The Tarot & the Tree of Life
by Simon Jester
copyright 2009

   

     This entry is addressed to the many friends who have written to ask about the numerous variations and apparent contradictions in correspondences that they have discovered in literature on magic. Since most of these questions spring specifically from a confusion caused by encountering many different systems of assigning Hebrew letters and Tarot cards to the 22 Paths on the Tree of Life, I thought that a brief, general examination of this subject would be helpful. I'll try to show how a very basic and time-honored distinction between the nature of the Sephiroth and their interconnecting Paths can help dispel a lot of unnecessary bewilderment and actually transform apparently contradictory systems into complimentary alternative perspectives.    

     As readers of this blog already know, the Qabalistic Tree of Life diagram, which is virtually ubiquitous in the literature of Hermetic magic today, originally grew out of the rich soil of Judaic mysticism. No one knows exactly when the concept of the Ten Sephiroth emerged, but some scholars (like Aryeh Kaplan, for example) speculate that the Sepher Yetzirah, one of the earliest Jewish mystical texts to discuss the Sephiroth, may date to a period prior to the Common Era, perhaps even back to the Biblical era.

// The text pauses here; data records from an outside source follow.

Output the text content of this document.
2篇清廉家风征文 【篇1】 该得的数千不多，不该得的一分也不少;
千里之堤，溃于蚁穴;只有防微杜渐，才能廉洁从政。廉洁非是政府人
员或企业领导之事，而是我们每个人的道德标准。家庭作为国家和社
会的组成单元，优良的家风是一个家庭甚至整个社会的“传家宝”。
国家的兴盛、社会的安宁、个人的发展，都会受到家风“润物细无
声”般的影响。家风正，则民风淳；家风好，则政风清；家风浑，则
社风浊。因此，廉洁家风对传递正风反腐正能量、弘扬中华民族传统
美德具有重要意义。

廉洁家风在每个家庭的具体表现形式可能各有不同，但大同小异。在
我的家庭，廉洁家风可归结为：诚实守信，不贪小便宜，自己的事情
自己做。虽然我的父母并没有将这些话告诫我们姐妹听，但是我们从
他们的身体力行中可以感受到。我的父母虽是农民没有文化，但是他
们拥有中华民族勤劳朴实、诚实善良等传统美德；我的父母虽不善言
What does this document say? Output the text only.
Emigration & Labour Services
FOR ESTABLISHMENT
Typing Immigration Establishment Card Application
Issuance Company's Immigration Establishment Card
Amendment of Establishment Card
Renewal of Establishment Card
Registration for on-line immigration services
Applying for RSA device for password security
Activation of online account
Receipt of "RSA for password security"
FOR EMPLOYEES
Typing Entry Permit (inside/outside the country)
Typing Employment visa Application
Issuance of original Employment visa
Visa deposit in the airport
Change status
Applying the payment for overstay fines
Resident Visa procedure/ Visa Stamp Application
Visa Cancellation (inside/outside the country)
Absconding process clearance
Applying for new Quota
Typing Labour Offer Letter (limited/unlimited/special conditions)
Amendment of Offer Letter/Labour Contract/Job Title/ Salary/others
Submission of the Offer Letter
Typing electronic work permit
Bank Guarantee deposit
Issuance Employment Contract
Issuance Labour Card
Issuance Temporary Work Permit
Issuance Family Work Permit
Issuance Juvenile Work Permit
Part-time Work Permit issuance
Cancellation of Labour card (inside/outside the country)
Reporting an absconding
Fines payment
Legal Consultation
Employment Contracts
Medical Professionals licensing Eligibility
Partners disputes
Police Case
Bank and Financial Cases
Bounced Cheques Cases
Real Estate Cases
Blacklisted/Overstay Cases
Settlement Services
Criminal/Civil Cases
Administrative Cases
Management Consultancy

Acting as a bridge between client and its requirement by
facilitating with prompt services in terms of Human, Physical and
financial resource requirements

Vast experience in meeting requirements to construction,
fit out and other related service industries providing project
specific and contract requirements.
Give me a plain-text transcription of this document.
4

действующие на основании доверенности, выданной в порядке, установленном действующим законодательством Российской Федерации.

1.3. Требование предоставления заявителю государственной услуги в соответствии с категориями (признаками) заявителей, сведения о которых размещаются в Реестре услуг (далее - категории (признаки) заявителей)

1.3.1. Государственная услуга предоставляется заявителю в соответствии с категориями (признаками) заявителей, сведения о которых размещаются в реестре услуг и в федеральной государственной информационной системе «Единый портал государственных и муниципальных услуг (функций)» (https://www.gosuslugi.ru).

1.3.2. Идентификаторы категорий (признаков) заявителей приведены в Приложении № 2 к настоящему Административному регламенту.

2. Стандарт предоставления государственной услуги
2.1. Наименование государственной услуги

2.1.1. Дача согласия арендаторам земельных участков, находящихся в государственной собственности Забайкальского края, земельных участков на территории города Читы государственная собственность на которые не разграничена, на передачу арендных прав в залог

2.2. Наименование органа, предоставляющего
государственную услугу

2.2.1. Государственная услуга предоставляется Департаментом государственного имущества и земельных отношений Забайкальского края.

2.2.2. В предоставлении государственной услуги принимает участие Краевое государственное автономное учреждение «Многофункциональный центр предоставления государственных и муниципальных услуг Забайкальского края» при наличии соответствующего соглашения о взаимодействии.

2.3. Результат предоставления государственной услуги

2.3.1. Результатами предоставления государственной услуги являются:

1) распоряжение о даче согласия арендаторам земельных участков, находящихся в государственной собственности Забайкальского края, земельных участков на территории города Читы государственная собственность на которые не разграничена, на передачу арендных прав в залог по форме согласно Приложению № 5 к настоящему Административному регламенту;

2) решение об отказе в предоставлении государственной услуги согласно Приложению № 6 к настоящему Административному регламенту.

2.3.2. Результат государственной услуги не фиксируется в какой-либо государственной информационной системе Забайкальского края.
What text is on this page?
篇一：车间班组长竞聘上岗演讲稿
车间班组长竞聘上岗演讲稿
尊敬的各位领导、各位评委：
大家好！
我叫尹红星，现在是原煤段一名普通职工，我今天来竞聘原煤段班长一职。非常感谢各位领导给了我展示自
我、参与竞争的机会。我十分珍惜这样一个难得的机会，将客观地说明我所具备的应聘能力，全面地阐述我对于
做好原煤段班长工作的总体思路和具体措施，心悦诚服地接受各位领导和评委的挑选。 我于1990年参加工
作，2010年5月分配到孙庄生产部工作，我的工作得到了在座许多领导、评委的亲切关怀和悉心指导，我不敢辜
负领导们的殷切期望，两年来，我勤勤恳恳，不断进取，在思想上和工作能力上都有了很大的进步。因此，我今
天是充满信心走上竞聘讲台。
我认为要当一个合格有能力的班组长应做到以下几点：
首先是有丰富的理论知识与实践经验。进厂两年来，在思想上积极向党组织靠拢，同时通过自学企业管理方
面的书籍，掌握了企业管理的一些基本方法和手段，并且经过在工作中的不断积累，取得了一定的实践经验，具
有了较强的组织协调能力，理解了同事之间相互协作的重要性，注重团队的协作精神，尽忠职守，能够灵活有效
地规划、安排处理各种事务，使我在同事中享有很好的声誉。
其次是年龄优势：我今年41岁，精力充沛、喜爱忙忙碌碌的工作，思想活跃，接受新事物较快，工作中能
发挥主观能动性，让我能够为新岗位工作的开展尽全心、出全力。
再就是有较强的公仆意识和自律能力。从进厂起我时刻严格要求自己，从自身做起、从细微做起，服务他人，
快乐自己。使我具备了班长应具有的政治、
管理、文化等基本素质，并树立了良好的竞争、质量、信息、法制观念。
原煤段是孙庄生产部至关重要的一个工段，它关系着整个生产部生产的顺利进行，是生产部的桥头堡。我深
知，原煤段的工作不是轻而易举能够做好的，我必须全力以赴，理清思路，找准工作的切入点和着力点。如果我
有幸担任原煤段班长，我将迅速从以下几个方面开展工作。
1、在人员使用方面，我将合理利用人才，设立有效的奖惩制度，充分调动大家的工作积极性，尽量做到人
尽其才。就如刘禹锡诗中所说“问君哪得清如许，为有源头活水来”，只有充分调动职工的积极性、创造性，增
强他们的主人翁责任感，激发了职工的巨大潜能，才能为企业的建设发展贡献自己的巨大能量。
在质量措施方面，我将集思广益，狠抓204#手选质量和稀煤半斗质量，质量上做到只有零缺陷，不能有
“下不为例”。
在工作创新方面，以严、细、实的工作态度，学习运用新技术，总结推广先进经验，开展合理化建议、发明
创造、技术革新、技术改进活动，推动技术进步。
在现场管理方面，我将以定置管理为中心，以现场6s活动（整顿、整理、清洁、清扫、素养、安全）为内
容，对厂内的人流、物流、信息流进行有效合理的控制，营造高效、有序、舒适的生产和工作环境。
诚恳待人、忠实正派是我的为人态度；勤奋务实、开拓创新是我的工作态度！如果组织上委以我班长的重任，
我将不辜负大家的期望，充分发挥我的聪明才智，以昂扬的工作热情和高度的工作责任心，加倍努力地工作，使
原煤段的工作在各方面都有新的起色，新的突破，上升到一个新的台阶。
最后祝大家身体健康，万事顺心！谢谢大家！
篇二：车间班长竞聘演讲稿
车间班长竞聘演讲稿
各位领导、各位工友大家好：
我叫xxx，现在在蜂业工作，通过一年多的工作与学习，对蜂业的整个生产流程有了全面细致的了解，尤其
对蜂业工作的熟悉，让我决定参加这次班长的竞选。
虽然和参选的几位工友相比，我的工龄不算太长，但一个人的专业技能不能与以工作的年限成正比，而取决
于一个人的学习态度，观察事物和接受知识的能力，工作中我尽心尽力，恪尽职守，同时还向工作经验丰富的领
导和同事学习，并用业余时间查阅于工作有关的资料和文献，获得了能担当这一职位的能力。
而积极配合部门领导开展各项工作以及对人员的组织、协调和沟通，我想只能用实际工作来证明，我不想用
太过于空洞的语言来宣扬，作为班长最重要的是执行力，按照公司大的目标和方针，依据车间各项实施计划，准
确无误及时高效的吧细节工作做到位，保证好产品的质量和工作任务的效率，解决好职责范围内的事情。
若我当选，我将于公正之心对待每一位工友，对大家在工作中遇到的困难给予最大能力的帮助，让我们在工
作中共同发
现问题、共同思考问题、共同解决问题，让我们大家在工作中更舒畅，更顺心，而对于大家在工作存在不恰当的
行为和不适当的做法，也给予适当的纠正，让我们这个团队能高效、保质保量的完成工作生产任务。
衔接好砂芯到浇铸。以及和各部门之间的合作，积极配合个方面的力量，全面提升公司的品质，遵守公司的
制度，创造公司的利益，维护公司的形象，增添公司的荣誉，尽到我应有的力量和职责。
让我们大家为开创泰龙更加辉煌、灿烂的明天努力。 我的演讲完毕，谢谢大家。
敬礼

We don't know exactly when the Sephiroth were first depicted by using a tree diagram, but scholars of the Qabala believe this development probably occurred sometime during the 11'th or 12'th centuries C.E. among communities of Jewish mystics in southern France and Spain. The tradition of assigning Hebrew letters to the 22 Paths between the Sephiroth also dates at least to the Sepher Yetzirah. But even during this early phase of development, no general agreement existed concerning such letter assignments, and many variant systems were employed among the compilers of different editions of the Sepher Yetzirah.

     By the late 1400's, due to a growing anti-Jewish sentiment in Spain that eventually culminated in the Jewish Expulsion of 1492, Qabalists fled to other parts of the Mediterranean area and throughout Europe, thus bringing Qabalistic metaphysical ideas into the intellectual and religious ferment of the Renaissance. These ideas were eagerly received and, especially in Italy, philosophers like Pico della Mirandola attempted to synthesize them with Christian theology, Hermetic philosophy, and alchemy. This is how the Qabala entered the Western Hermetic Tradition, and from this point on a significant divergence between Jewish and Hermetic Qabalistic thought appeared and grew ever wider.

     It would take too much blog space to describe the many different developments that separated Jewish and Hermetic Qabala, but the one of greatest relevance to our current discussion occurred in France in 1781 when the Comte de Mellet (in a short essay appearing in Court de Gébelin's Le Monde Primitif) first suggested a connection between the 22 letters of the Hebrew alphabet and the 22 cards from the fifth suit of the Tarot deck (which was not yet called the "Major Arcana," a term coined over half a century later by occult writer Paul Christian.) This suggestion was enthusiastically adopted in the 19'th century by the renowned French magician Alphonse Louis Constant, better known as Eliphas Levi, who developed a complex system of correspondences between Hebrew letters, Tarot cards, and Paths on the Tree of Life. MacGregor Mathers and the other founders of the Golden Dawn revised Levi's system in the 1880's and created a vast magical edifice based on a set of Path-letter-Tarot card correspondences that still provides the foundation for much of today's magical theory and practice. But the use of Tarot symbolism to illuminate the Hebrew letters and Paths on the Tree of Life is not accepted by Jewish mystics, and constitutes one of the major differences between Jewish and Hermetic Qabalistic traditions.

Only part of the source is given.